No city of angels or effete intellectuals, my Tinytown was a safe little harbor of working-class Americans who took pride in being off the radar to anything remotely resembling the arts or culture. It was a low-brow town of heavy drinkers and broken dreamers. Like any port on the East Coast in those times, catering to the steel industry and the war machine that spawned it.
Waters’ movies are a tragicomic commentary on our town that’s in essence, the big picture of our way of life in America. Not only pointing fingers but exposing prejudice, bigotry and questioning the powers that be with a Waters sense of humor and values. Waters made movies that were shocking yet intriguing.

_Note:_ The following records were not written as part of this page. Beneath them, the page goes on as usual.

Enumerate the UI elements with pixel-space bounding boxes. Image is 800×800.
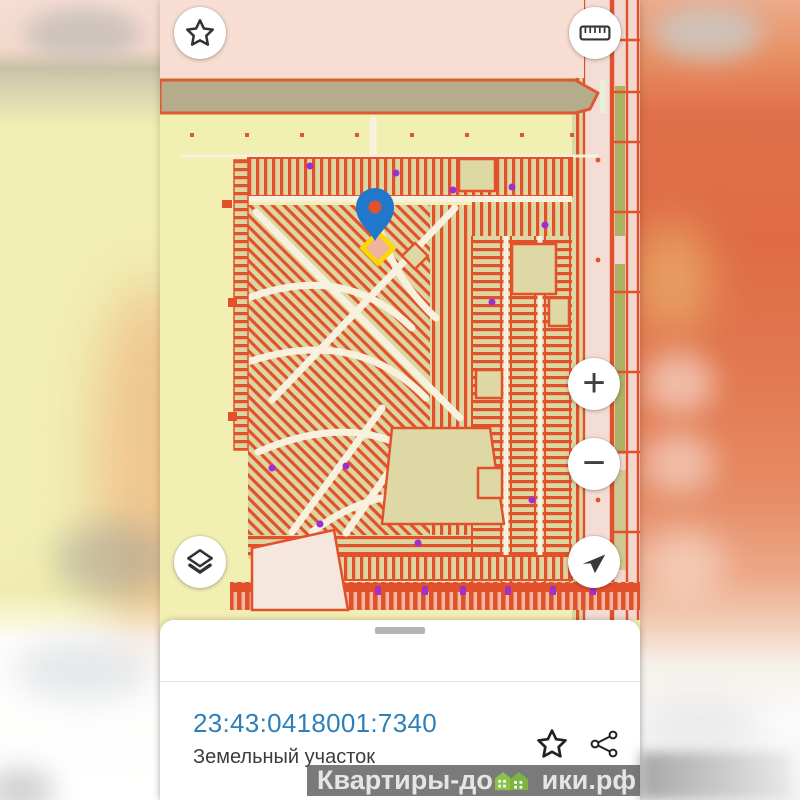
blur-blob [640, 695, 760, 755]
drag-handle[interactable] [375, 627, 425, 634]
compass-button[interactable] [568, 536, 620, 588]
watermark-blur-ghost [640, 752, 790, 800]
favorite-parcel-button[interactable] [534, 726, 570, 762]
blur-blob [55, 522, 160, 597]
blur-blob [643, 352, 715, 414]
blur-blob [15, 640, 150, 700]
screen: + − 23:43:0418001:7340 Земельный участок [0, 0, 800, 800]
plus-icon: + [582, 363, 605, 403]
zoom-in-button[interactable]: + [568, 358, 620, 410]
blur-blob [0, 768, 55, 800]
house-icon [494, 767, 541, 794]
star-icon [184, 17, 216, 49]
favorites-button[interactable] [174, 7, 226, 59]
divider [160, 681, 640, 682]
share-button[interactable] [586, 726, 622, 762]
layers-button[interactable] [174, 536, 226, 588]
blur-blob [652, 5, 762, 60]
blurred-right-margin [640, 0, 800, 800]
blurred-left-margin [0, 0, 160, 800]
sheet-actions [534, 726, 622, 762]
cadastral-number-link[interactable]: 23:43:0418001:7340 [193, 708, 437, 739]
cadastral-map [160, 0, 640, 620]
zoom-out-button[interactable]: − [568, 438, 620, 490]
blur-blob [25, 8, 140, 60]
navigation-arrow-icon [579, 547, 609, 577]
star-outline-icon [535, 727, 569, 761]
parcel-info: 23:43:0418001:7340 Земельный участок [193, 708, 437, 769]
blur-blob [643, 432, 715, 494]
site-watermark: Квартиры-до ики.рф [307, 765, 640, 796]
watermark-text-right: ики.рф [542, 765, 636, 796]
watermark-text-left: Квартиры-до [317, 765, 493, 796]
layers-icon [183, 545, 217, 579]
share-icon [588, 728, 620, 760]
app-window: + − 23:43:0418001:7340 Земельный участок [160, 0, 640, 800]
blur-blob [640, 220, 710, 335]
ruler-icon [579, 24, 611, 42]
minus-icon: − [582, 443, 605, 483]
blur-blob [643, 528, 725, 598]
map-canvas[interactable] [160, 0, 640, 620]
measure-button[interactable] [569, 7, 621, 59]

You might be mortified but you can’t look away in disgust at the horror unfolding before your bugged-out eyes.
I’m also reminded of the Andy Hardy movies of the late-1930s and 40s starring Mickey Rooney and Judy Garland. One scene in particular where the gang is hanging out in corn-fed white bread country someplace swilling soda pop and one of them says, “Let’s put on a show!” And another kid says, “Hey, my uncle has a barn and some costumes we can borrow!” Playing by ear mentality worked so well for Waters and his rag tag team of “Dreamlander” misfits. Outside of polite society in a realm of waterfront dive bars, sailors, prostitutes and seedy hotels.

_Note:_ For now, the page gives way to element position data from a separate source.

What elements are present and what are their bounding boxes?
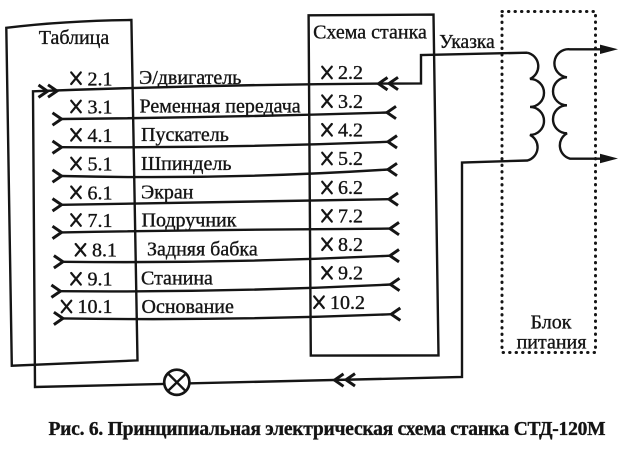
svg-text:6.1: 6.1 xyxy=(88,182,113,204)
svg-text:5.2: 5.2 xyxy=(338,148,363,170)
svg-text:10.1: 10.1 xyxy=(78,296,113,318)
svg-text:Задняя бабка: Задняя бабка xyxy=(147,239,258,261)
svg-text:Основание: Основание xyxy=(142,296,234,318)
svg-text:9.1: 9.1 xyxy=(88,269,113,291)
svg-text:10.2: 10.2 xyxy=(330,292,365,314)
svg-text:2.1: 2.1 xyxy=(88,68,113,90)
svg-text:5.1: 5.1 xyxy=(88,154,113,176)
svg-text:Указка: Указка xyxy=(439,32,495,53)
svg-text:Пускатель: Пускатель xyxy=(141,124,229,146)
svg-text:питания: питания xyxy=(517,332,587,354)
svg-text:3.2: 3.2 xyxy=(338,91,363,113)
svg-text:2.2: 2.2 xyxy=(338,62,363,84)
svg-text:4.1: 4.1 xyxy=(88,125,113,147)
svg-text:8.1: 8.1 xyxy=(92,239,117,261)
svg-text:Блок: Блок xyxy=(531,312,572,334)
svg-text:4.2: 4.2 xyxy=(338,120,363,142)
svg-text:7.1: 7.1 xyxy=(88,210,113,232)
svg-text:9.2: 9.2 xyxy=(338,263,363,285)
svg-text:7.2: 7.2 xyxy=(338,206,363,228)
svg-text:Шпиндель: Шпиндель xyxy=(141,153,231,175)
svg-text:Э/двигатель: Э/двигатель xyxy=(139,67,241,89)
svg-text:6.2: 6.2 xyxy=(338,177,363,199)
svg-text:Подручник: Подручник xyxy=(142,210,237,232)
svg-text:3.1: 3.1 xyxy=(88,97,113,119)
svg-text:8.2: 8.2 xyxy=(338,234,363,256)
svg-text:Станина: Станина xyxy=(141,268,213,290)
svg-text:Схема станка: Схема станка xyxy=(313,22,427,44)
svg-text:Экран: Экран xyxy=(141,182,194,204)
svg-text:Ременная передача: Ременная передача xyxy=(140,96,301,118)
svg-text:Рис. 6. Принципиальная электри: Рис. 6. Принципиальная электрическая схе… xyxy=(49,419,606,440)
svg-text:Таблица: Таблица xyxy=(39,27,110,49)
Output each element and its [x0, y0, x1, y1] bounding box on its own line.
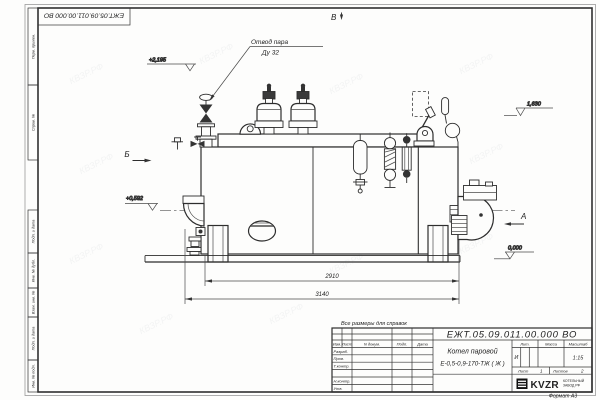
boiler-drawing-svg: КВЗР.РФ КВЗР.РФ КВЗР.РФ КВЗР.РФ КВЗР.РФ …	[0, 0, 600, 400]
tb-col-izm: Изм.	[333, 341, 342, 346]
callout-line2: Ду 32	[261, 50, 279, 57]
tb-row-razrab: Разраб.	[334, 349, 348, 354]
reference-note: Все размеры для справок	[341, 321, 407, 327]
tb-scale-value: 1:15	[573, 356, 585, 362]
side-label: Инв. № дубл.	[32, 259, 36, 282]
tb-title-line2: Е-0,5-0,9-170-ТЖ ( Ж )	[440, 361, 504, 368]
safety-valve-1	[255, 84, 283, 134]
tb-mass-header: Масса	[545, 341, 558, 346]
manhole	[249, 221, 276, 241]
kvzr-caption-1: КОТЕЛЬНЫЙ	[563, 379, 585, 383]
callout-line1: Отвод пара	[251, 38, 289, 46]
svg-text:КВЗР.РФ: КВЗР.РФ	[68, 61, 105, 86]
boiler-body	[201, 134, 458, 254]
tb-scale-header: Масштаб	[569, 341, 588, 346]
svg-text:КВЗР.РФ: КВЗР.РФ	[268, 301, 305, 326]
tb-col-podp: Подп.	[397, 341, 408, 346]
svg-text:КВЗР.РФ: КВЗР.РФ	[328, 251, 365, 276]
level-left-text: +0,592	[126, 196, 143, 202]
dim-outer-text: 3140	[315, 292, 329, 298]
side-label: Подп. и дата	[32, 220, 36, 244]
tb-sheets-label: Листов	[552, 368, 568, 373]
tb-sheet-label: Лист	[517, 368, 529, 373]
safety-valve-2	[289, 84, 317, 134]
water-level-gauge	[384, 133, 395, 188]
level-right-text: 1,630	[527, 102, 542, 108]
view-left-letter: Б	[124, 150, 129, 159]
tb-sheet-value: 1	[540, 368, 543, 373]
title-block: Все размеры для справок Изм. Лист N доку…	[332, 321, 592, 392]
kvzr-logo: KVZR КОТЕЛЬНЫЙ ЗАВОД РФ	[517, 379, 585, 392]
side-label: Инв. № подл.	[32, 364, 36, 388]
side-label: Справ. №	[32, 114, 36, 131]
tb-sheets-value: 2	[580, 368, 584, 373]
level-top-text: +2,195	[149, 58, 167, 64]
view-top-letter: В	[331, 13, 337, 22]
tb-row-prov: Пров.	[334, 356, 345, 361]
tb-row-utv: Утв.	[334, 386, 343, 391]
svg-text:КВЗР.РФ: КВЗР.РФ	[138, 311, 175, 336]
drawing-sheet: КВЗР.РФ КВЗР.РФ КВЗР.РФ КВЗР.РФ КВЗР.РФ …	[0, 0, 600, 400]
svg-text:КВЗР.РФ: КВЗР.РФ	[198, 41, 235, 66]
tb-row-nkontr: Н.контр.	[334, 378, 351, 383]
level-zero-text: 0,000	[508, 246, 523, 252]
tb-doc-number: ЕЖТ.05.09.011.00.000 ВО	[447, 330, 577, 341]
side-label: Подп. и дата	[32, 327, 36, 351]
siphon-loop-sensor	[442, 98, 460, 147]
svg-text:КВЗР.РФ: КВЗР.РФ	[458, 51, 495, 76]
top-stamp-doc-number: ЕЖТ.05.09.011.00.000 ВО	[43, 12, 124, 19]
tb-col-data: Дата	[416, 341, 428, 346]
steam-outlet-valve	[196, 94, 216, 147]
svg-text:КВЗР.РФ: КВЗР.РФ	[468, 141, 505, 166]
top-stamp-box: ЕЖТ.05.09.011.00.000 ВО	[38, 8, 130, 25]
side-label: Перв. примен.	[32, 34, 36, 59]
side-label: Взам. инв. №	[32, 291, 36, 314]
tb-title-line1: Котел паровой	[447, 348, 497, 356]
format-label: Формат А3	[549, 394, 577, 400]
tb-row-tkontr: Т.контр.	[334, 364, 350, 369]
kvzr-logo-text: KVZR	[531, 380, 560, 391]
kvzr-caption-2: ЗАВОД РФ	[563, 384, 580, 388]
tb-col-docnum: N докум.	[364, 341, 380, 346]
svg-text:КВЗР.РФ: КВЗР.РФ	[328, 71, 365, 96]
frame-side-columns: Перв. примен. Справ. № Подп. и дата Инв.…	[28, 8, 38, 392]
dim-inner-text: 2910	[324, 274, 339, 280]
level-indicator	[402, 133, 411, 183]
tb-lit-value: И	[514, 355, 518, 361]
svg-text:КВЗР.РФ: КВЗР.РФ	[68, 241, 105, 266]
tb-lit-header: Лит.	[519, 341, 529, 346]
view-right-letter: А	[520, 212, 526, 221]
left-drain-tap	[172, 138, 184, 150]
svg-text:КВЗР.РФ: КВЗР.РФ	[78, 151, 115, 176]
tb-col-list: Лист	[341, 341, 353, 346]
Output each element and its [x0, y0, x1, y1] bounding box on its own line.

Robert Maier’s book touches on a lot of the early Waters moviemaking days and delves deeper into the film industry of New Line Cinema, the fake glitz of Hollywood and also the mundane but lucrative business of making educational, instruction and commercial advertising too. I wanted to read Maier's Low Budget Hell in one sitting but life kept interrupting and I looked forward to picking up where I left off every time I returned to this book. Maier worked in the no-rules world of the underground counterculture. A make-it-up-as-you-go-along moviemakers’ nightmare of little reward. Namely the sub-genre of movies made by Waters that gave rise to the early-70s art films beginning with Mondo Trasho and the midnight matinee flick Pink Flamingos. Films like David Lynch’s Eraserhead and Blue Velvet are good examples that give a nod to what Waters started.

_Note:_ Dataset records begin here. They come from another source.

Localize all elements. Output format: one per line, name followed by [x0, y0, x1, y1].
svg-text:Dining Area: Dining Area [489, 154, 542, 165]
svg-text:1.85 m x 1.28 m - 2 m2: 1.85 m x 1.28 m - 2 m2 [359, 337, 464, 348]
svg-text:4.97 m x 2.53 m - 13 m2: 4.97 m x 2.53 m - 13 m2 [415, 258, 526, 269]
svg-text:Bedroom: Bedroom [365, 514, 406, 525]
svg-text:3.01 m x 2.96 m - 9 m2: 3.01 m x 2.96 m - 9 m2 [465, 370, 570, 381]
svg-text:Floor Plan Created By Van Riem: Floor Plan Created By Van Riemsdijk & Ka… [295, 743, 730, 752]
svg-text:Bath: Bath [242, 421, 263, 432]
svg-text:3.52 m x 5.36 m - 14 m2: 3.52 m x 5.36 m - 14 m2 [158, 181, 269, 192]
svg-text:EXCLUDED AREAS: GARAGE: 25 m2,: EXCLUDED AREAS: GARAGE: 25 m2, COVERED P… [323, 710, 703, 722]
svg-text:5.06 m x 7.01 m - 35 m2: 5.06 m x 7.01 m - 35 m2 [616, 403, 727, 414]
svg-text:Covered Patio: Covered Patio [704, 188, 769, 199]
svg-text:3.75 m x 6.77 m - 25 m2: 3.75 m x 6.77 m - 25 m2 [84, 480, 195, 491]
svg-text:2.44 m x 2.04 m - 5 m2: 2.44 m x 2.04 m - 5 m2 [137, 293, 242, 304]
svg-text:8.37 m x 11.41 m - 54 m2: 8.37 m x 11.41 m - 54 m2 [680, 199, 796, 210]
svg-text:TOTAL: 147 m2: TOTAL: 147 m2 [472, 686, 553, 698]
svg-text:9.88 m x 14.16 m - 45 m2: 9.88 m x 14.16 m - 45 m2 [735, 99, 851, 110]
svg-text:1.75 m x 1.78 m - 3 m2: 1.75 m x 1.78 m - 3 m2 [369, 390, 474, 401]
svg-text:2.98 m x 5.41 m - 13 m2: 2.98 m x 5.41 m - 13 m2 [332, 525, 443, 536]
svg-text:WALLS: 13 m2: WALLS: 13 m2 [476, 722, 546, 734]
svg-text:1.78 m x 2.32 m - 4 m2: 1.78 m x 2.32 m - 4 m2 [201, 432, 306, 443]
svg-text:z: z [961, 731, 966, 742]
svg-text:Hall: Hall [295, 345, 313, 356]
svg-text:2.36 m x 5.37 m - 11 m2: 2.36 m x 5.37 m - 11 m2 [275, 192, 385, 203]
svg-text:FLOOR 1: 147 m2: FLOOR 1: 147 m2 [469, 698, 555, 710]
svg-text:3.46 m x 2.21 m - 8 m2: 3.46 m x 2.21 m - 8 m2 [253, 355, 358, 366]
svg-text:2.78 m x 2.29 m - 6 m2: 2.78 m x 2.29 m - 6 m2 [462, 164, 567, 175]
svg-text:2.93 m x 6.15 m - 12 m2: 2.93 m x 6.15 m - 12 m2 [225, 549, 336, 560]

All of Waters’ work was produced in Baltimore. Maier was an intricate cog in that wheel of outlaw filmmakers that put the city on the map of artsy eccentricity. A wild gang of genuine real life characters that made this town a place to be for artists, musicians and weirdos. Knowing Waters as I did decades ago and all the stuff that went along with fame and infamy, I can say this book gives an accurate account of what it was like in those glory days of kamikaze moviemaking with no money, no permits and no respect. They pulled off a number of memorable movies that eventually sealed the deal in the big time phony Hollywood that Waters willingly got sucked into. To me it was the beginning of the end.
God forbid anyone who dares expose the underground film industry, a step above bad porno films and super 8 home movies. It’s a cautionary story about renegade art, a step above amateur auteur moviemaking. I don't hold much stock in God or heaven, but the devil may care. We already knew there were no saints in the golden days of Baltimore’s backwater white trash side of town. That’s where I loved to revel, on the wrong side of the tracks.
Maier's book doesn't disappoint if you want to know how things really happened behind the scenes in the bad old days of Baltimore where Desperate Living and Female Trouble were not only movies but also a lifestyle choice. It's all there in its inglorious no-budget hell. Part of the early history of cheap tacky movies we love so much to watch over again and again.